LAPD Enforces Federal Law on Pot, but Not Immigration

WHEN federal agents busted down doors raiding medical marijuana
dispensaries in Los Angeles in July, Los Angeles Police Department
officers were their comrades in arms.

The department's assistance in the raids infuriated some City Council
members, who chastised them Wednesday for cooperating with the Drug
Enforcement Agency and for enforcing federal drug laws that are in
conflict with California's medical-marijuana law - and the will of
the public. They even threatened to forbid the LAPD from cooperating
with the DEA, but that would require the council to actually take an
unequivocal stand.

LAPD officials just brushed off the criticism, essentially telling
the council to get over it. The department will continue to help the
feds bust medical-marijuana dispensaries, they said, even though
Chief William Bratton has declared the department supports the state law.

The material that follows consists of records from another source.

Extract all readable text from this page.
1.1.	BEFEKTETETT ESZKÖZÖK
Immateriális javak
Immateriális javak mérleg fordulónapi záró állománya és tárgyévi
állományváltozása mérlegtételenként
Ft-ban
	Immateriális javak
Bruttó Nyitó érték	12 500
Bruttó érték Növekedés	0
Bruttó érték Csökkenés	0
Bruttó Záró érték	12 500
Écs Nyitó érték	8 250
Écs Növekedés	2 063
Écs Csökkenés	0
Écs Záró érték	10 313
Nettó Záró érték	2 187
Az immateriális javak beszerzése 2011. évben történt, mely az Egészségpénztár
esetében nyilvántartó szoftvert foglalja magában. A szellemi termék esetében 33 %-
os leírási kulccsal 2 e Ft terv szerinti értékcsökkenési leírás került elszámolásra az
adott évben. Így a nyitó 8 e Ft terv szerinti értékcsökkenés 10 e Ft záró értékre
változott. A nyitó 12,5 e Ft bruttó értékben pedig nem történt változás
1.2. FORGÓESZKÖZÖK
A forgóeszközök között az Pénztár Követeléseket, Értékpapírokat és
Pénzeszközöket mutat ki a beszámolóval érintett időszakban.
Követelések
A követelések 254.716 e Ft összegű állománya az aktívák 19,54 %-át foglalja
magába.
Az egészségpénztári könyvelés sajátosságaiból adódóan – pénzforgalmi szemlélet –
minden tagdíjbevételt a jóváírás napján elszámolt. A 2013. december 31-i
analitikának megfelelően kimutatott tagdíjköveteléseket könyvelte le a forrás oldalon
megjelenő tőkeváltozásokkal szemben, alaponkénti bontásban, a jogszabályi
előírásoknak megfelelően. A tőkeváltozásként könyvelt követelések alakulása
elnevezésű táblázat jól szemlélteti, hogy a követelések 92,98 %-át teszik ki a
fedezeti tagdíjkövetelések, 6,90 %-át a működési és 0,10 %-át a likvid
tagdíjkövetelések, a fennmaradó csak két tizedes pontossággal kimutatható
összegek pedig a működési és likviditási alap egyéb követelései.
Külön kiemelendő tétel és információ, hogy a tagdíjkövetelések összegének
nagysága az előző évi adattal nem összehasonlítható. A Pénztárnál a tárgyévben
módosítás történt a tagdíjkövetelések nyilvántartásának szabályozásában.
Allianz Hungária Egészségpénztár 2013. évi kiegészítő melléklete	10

The explanation that officials offered was simple: The LAPD has a
policy of enforcing federal laws.

That would make sense if it were a policy that the department
actually followed. But the truth is that the LAPD only enforces the
federal laws that it feels like enforcing.

Despite pressure from federal authorities and many residents of Los
Angeles, the LAPD has refused to enforce immigration laws and
officers don't ask about citizenship status except in the rarest instances.

The department has stuck to Special Order 40, which prohibits LAPD
officers from asking people about their citizenship status. So much
for working with the feds.

Medical-marijuana dispensaries exist legally under state law, but not
under federal law. In L.A., city officials are finally trying to
craft regulations that will make them less flagrant for feds to bust.
But the DEA doesn't care what the city or the state does.

That leaves the LAPD in an awkward situation, but selectively picking
which laws it will enforce and which it will ignore does nothing to
enhance the department's credibility.